Саша хотел присоединиться, но тот махнул рукой – мол, сам справлюсь. Для инвалида он действительно работал очень ловко. Но парень решил расколоть несколько поленьев и чурбаков, чтобы компенсировать тот расход колотых дров, который он устроил. Хотя ему показалось, что, когда он взял в руки топор, торчавший в колоде, хозяин слегка напрягся.
Пса во дворе всё-таки не было. На вопрос доктор ответил, что их сторожевая псина умерла недавно, ещё не успели завести новую. Это хорошо. Собак Саша уже привык опасаться.
Вскоре, закончив работу, они пошли в пристройку большого дома. И снова доктор его осматривал и спрашивал о самочувствии, делая новые записи.
После осмотра он пригласил Сашу пообедать с ними.
За столом, который был накрыт неплохой скатертью, они сидели втроём. Но супруга врача упорно гостя-пациента игнорировала и в разговоре участия не принимала, только ухаживала за мужем, даже повязала ему салфетку. На обед она подала суп, который показался Саше очень аппетитным. Хотя в его тарелке был малюсенький кусочек мяса, буквально несколько волокон, в отличие от тарелки хозяина, куда жена его щедро положила большую сахарную косточку. Просить добавки у Саши даже мысли не возникло. Но ещё была гречневая каша и чай из каких-то трав, а также соленья (но не грибы, видимо, их собирать здесь не решались) и варенье, похожее на земляничное – чуть-чуть.
Самая большая комната в доме была просторной, кроме стола в ней помещалось несколько шкафов, один из которых был книжный. В нём стояли собрания сочинений классиков (у них в Прокопе тоже были такие) и разные энциклопедии. В другом красовалась парадная посуда, сувениры, кубки и другие предметы древности, многие из которых Саша не смог опознать. И ничего, связанного с медициной. Для этого у Андреича был кабинет.
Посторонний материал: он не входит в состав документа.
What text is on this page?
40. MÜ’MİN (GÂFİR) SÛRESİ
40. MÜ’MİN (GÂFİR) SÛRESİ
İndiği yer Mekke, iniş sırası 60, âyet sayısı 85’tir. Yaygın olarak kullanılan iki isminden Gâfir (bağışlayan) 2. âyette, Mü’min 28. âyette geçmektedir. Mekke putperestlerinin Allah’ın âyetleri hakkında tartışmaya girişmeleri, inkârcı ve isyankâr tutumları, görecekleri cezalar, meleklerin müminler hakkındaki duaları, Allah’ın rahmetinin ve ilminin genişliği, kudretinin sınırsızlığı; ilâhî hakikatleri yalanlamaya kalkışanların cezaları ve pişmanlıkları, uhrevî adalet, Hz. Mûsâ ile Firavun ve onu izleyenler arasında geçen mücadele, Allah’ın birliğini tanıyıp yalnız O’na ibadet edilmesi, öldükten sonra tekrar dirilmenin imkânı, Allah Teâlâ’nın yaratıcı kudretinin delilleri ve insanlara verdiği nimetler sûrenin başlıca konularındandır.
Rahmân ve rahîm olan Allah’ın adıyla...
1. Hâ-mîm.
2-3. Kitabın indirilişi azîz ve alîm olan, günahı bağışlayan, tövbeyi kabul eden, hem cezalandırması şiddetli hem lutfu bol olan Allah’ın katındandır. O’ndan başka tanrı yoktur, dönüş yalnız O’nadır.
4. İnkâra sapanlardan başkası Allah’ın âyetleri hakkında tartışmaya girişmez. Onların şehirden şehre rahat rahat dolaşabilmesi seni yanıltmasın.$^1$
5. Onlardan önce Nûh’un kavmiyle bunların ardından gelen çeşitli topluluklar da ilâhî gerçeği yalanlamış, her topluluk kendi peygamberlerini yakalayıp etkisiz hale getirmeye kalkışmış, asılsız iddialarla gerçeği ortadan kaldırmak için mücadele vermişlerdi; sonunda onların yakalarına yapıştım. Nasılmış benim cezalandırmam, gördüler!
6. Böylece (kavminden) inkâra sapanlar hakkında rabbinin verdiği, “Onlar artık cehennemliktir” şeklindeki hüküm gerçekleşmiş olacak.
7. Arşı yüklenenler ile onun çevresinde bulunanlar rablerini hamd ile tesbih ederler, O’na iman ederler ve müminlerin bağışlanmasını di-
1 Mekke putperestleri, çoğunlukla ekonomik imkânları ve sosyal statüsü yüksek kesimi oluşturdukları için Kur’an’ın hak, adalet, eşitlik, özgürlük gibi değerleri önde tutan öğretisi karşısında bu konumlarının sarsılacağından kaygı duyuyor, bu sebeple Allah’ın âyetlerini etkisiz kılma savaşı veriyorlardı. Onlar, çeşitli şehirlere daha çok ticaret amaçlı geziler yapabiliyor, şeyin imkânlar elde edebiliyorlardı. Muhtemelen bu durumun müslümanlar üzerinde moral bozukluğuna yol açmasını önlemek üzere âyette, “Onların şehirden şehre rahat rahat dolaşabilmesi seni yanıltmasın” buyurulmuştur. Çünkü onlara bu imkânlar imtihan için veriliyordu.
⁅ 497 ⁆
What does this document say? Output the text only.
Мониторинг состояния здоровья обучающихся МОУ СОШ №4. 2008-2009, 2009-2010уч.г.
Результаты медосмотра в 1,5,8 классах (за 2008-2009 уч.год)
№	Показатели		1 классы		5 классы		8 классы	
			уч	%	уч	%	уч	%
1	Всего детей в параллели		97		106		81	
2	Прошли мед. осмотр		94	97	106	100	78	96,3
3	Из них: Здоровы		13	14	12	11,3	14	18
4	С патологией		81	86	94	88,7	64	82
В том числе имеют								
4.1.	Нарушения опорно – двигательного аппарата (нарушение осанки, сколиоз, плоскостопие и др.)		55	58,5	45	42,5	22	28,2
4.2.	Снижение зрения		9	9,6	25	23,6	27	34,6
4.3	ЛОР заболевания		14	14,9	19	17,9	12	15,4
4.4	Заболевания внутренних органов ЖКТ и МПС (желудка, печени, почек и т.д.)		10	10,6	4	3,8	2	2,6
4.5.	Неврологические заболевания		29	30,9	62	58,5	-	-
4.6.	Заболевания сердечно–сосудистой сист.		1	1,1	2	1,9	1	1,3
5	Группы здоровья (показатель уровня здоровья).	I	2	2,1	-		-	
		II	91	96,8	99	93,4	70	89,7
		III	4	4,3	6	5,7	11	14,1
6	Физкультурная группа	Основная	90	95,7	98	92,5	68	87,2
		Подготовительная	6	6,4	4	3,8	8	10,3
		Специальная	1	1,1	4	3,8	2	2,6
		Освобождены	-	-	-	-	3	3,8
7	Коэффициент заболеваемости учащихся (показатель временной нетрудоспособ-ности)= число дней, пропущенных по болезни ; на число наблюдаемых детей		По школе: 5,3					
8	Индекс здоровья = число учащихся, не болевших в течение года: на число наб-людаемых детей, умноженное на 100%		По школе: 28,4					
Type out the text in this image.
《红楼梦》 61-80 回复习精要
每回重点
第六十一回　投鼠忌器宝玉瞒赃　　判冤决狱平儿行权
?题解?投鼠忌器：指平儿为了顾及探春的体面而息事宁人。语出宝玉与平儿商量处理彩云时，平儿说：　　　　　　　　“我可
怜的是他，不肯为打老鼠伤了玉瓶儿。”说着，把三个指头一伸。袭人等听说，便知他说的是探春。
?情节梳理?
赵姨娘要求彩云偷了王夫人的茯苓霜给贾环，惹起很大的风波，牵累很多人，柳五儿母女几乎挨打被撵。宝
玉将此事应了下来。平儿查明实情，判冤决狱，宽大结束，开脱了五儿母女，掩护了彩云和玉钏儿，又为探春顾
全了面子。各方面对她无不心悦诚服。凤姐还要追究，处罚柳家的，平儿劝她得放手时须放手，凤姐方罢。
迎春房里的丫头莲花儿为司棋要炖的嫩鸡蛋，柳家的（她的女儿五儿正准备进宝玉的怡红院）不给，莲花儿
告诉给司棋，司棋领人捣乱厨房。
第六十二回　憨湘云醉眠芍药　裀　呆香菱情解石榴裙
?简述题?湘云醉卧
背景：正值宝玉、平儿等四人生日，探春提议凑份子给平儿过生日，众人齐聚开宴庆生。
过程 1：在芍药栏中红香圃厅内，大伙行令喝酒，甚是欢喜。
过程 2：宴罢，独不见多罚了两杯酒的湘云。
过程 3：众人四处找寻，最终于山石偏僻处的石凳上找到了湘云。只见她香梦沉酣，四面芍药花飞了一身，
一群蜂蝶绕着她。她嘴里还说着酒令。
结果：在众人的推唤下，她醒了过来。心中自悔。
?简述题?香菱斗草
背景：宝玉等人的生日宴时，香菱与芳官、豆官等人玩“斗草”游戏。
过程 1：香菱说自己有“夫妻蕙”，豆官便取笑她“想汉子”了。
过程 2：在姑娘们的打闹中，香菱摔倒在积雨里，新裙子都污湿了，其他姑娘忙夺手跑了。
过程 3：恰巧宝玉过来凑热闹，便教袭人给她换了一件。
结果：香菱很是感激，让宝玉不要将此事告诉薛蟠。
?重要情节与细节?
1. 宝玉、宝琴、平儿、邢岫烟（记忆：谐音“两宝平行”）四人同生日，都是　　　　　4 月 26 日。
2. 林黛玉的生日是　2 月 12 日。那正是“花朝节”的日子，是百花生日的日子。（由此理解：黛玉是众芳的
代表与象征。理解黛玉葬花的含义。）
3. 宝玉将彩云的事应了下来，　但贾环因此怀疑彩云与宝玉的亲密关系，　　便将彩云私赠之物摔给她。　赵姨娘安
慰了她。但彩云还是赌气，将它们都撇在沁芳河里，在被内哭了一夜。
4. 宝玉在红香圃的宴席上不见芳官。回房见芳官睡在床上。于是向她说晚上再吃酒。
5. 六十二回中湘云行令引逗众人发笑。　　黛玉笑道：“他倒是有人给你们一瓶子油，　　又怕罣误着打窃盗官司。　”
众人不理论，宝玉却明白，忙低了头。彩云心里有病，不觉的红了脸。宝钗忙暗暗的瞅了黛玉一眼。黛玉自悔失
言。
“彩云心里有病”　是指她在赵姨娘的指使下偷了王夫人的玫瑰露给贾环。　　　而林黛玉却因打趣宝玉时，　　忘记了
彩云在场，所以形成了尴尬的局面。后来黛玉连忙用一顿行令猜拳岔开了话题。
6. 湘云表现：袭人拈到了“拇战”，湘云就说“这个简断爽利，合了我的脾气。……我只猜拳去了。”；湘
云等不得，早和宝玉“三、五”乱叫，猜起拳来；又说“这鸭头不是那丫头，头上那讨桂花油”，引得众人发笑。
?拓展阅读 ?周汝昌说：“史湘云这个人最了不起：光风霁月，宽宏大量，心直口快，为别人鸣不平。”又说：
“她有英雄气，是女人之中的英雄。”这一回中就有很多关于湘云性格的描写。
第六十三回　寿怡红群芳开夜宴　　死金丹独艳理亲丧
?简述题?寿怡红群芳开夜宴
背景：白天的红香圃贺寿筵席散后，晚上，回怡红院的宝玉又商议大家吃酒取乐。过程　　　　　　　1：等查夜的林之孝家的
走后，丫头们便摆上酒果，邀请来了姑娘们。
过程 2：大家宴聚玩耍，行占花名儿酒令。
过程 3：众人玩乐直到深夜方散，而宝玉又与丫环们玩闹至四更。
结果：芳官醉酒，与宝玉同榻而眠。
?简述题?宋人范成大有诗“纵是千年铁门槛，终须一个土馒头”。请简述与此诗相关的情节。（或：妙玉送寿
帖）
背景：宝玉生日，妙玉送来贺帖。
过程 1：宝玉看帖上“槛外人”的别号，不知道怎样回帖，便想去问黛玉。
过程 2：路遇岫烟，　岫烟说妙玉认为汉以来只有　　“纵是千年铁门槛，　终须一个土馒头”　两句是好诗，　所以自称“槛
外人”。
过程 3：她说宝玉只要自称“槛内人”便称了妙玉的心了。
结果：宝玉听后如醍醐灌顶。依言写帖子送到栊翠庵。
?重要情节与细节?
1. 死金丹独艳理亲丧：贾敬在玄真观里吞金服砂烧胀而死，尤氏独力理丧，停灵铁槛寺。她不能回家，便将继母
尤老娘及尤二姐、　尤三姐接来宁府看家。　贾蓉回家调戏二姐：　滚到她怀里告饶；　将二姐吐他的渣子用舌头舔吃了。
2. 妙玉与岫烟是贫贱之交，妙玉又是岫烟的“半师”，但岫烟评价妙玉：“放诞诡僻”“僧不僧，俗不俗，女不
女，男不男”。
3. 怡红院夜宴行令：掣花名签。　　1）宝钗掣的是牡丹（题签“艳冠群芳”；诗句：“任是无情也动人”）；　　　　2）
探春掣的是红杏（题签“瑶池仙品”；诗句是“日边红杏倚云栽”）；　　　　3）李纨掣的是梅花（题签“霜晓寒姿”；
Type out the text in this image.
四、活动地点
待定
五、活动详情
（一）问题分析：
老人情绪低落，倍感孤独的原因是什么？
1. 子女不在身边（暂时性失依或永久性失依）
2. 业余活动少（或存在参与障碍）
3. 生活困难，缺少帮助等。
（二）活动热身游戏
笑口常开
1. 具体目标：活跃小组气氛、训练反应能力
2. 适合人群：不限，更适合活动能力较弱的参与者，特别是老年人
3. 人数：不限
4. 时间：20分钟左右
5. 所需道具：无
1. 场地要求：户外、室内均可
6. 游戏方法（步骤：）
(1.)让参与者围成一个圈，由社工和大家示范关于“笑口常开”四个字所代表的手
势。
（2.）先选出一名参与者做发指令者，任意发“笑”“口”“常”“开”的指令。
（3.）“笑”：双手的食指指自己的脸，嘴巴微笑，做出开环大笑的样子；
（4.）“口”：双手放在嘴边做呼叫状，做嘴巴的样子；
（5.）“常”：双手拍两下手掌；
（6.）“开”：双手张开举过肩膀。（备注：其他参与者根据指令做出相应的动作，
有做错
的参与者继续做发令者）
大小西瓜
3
На стенах висели картины в простых рамах. Новые. Потому что на них были изображен мир, каким он стал пятьдесят лет назад. Набросанные уверенной рукой, но бегло, будто нарочито скупо. Саша так никогда бы не смог, даже если бы всю жизнь тренировался.
Взгляд его упал на фотографию парня лет восемнадцати. Коротко стриженного. В форме. С шевронами. Такую форму Младший видел у рекрутов Орды.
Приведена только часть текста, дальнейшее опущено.